Summary judgement is not there for the taking, it is not a procedure intended to short-circuit proceedings. It is adopted in extreme cases where the defendant would certainly not even have a defence, especially where the annexed document proving indebtedness is prima facie conclusive evidence of indebtedness. Judgement entails in essence that the defendant be condemned before being heard. To this extent it is a negation of the audi alteram partem rule. The case of Fashion Centre and Another V Jasat, was cited in support of the proposition.

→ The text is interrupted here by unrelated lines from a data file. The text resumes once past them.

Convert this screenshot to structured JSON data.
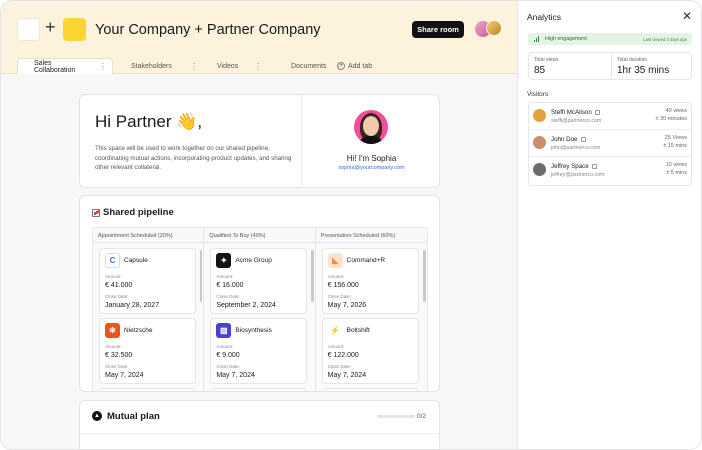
{
  "header": {
    "company_title": "Your Company + Partner Company",
    "plus": "+",
    "share_label": "Share room",
    "tabs": [
      {
        "label": "Sales Collaboration",
        "active": true
      },
      {
        "label": "Stakeholders",
        "active": false
      },
      {
        "label": "Videos",
        "active": false
      },
      {
        "label": "Documents",
        "active": false
      }
    ],
    "tab_menu_glyph": "⋮",
    "add_tab_label": "Add tab"
  },
  "hero": {
    "title": "Hi Partner 👋,",
    "text": "This space will be used to work together on our shared pipeline, coordinating mutual actions, incorporating product updates, and sharing other relevant collateral.",
    "owner_name": "Hi! I'm Sophia",
    "owner_email": "sophia@yourcompany.com"
  },
  "pipeline": {
    "title": "Shared pipeline",
    "columns": [
      {
        "header": "Appointment Scheduled (20%)",
        "deals": [
          {
            "name": "Capsule",
            "logo_color": "#ffffff",
            "logo_glyph": "C",
            "amount_label": "Amount:",
            "amount": "€ 41.000",
            "date_label": "Close Date:",
            "date": "January 28, 2027"
          },
          {
            "name": "Nietzsche",
            "logo_color": "#f0541e",
            "logo_glyph": "✻",
            "amount_label": "Amount:",
            "amount": "€ 32.500",
            "date_label": "Close Date:",
            "date": "May 7, 2024"
          }
        ],
        "peek_color": "#e78ad2"
      },
      {
        "header": "Qualified To Buy (40%)",
        "deals": [
          {
            "name": "Acme Group",
            "logo_color": "#141414",
            "logo_glyph": "✦",
            "amount_label": "Amount:",
            "amount": "€ 16.000",
            "date_label": "Close Date:",
            "date": "September 2, 2024"
          },
          {
            "name": "Biosynthesis",
            "logo_color": "#4b3fd6",
            "logo_glyph": "▨",
            "amount_label": "Amount:",
            "amount": "€ 9.000",
            "date_label": "Close Date:",
            "date": "May 7, 2024"
          }
        ],
        "peek_color": "#f5c62a"
      },
      {
        "header": "Presentation Scheduled (60%)",
        "deals": [
          {
            "name": "Command+R",
            "logo_color": "#f58a3a",
            "logo_glyph": "◣",
            "amount_label": "Amount:",
            "amount": "€ 156.000",
            "date_label": "Close Date:",
            "date": "May 7, 2026"
          },
          {
            "name": "Boltshift",
            "logo_color": "#2f6fe0",
            "logo_glyph": "⚡",
            "amount_label": "Amount:",
            "amount": "€ 122.000",
            "date_label": "Close Date:",
            "date": "May 7, 2024"
          }
        ],
        "peek_color": "#8f5fe8"
      }
    ]
  },
  "mutual_plan": {
    "title": "Mutual plan",
    "progress_count": "0/2",
    "progress_fraction": 0
  },
  "analytics": {
    "title": "Analytics",
    "close_glyph": "✕",
    "engagement_label": "High engagement",
    "last_viewed": "Last viewed 3 days ago",
    "total_views_label": "Total views",
    "total_views": "85",
    "total_duration_label": "Total duration",
    "total_duration": "1hr 35 mins",
    "visitors_label": "Visitors",
    "visitors": [
      {
        "name": "Steffi McAlison",
        "email": "steffi@partnerco.com",
        "views": "40 views",
        "minutes": "± 30 minutes",
        "avatar_color": "#e0a43a"
      },
      {
        "name": "John Doe",
        "email": "john@partnerco.com",
        "views": "25 Views",
        "minutes": "± 15 mins",
        "avatar_color": "#c98f6d"
      },
      {
        "name": "Jeffrey Space",
        "email": "jeffrey@partnerco.com",
        "views": "10 views",
        "minutes": "± 5 mins",
        "avatar_color": "#6c6c6c"
      }
    ]
  },
  "colors": {
    "header_bg": "#fdf3dc",
    "brand_yellow": "#fcd535",
    "engagement_green": "#e3f3e5",
    "link_blue": "#2f6fd6"
  }
}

 Adv Mokhesi, concluded by urging this court to allow the appeal with costs and send the case back the High Court for trial.
 THE RESPONDENT’S CASE
Adv Khesoue, argued that the respondent proved its claim by attaching quotations, claims, invoices, a letter of demand as well as respondent’s bank statement indicating the amount paid by the appellant after a letter of demand was issued by the respondent. Further an email from the respondent’s Managing Director to the Managing Director of the appellant where the latter was invited to discuss issues pertaining to outstanding payments and a threat to hand over the case to the lawyers. The annexures were marked MH1 to MH9 and appeared at paper 24-44 of the record. These annexures were explained in paragraph 3 of the respondent’s founding affidavit at page 22 of the record. The appellant’s indebtedness was explained in paragraph 9-11 of the Declaration at pages 10-11 of the record. After completion of the work the respondent issued invoices to the appellant company appearing on page 46 of the record. This list indicates invoice paid in full and those that have not been paid in full or at all.
The court a quo was therefore correct to rule in favour of the respondent because it met the requirements laid down in Rule 28 (1) (b).
 The appellant had failed to meet the requirements of Rule 28 (3), as the appellants Managing Director only alleges that she had paid in full and final settlement. She did not disclose the grounds and the material facts relied upon. For example how much was paid, when it was paid and the mode of payment and the receiver of the payment.
 The respondents heavily relied on ABSA Bank Limited V EFM Investments and ABS Bank Limited V the Lakes. In that case Binns-Ward J made the following remarks:
“The remedy of Summary Judgement is not intended to shut out defendants who are able to demonstrate a bona fide intention to defend the action. It does not require them, however, to show what their intended defences are. It must appear from what they say in this respect that the defences are legally sustainable and that they are maintained in good faith. They are expected to do this by setting out in their opposing affidavit the nature and grounds of the defence, and material facts upon which it is founded. If the averments made by the defendant in the affidavit are vague or markedly lacking in the particularity that might be expected in the circumstances of the case, then the court is likely to hold that a bona fide defence has not been disclosed and summary judgement will follow”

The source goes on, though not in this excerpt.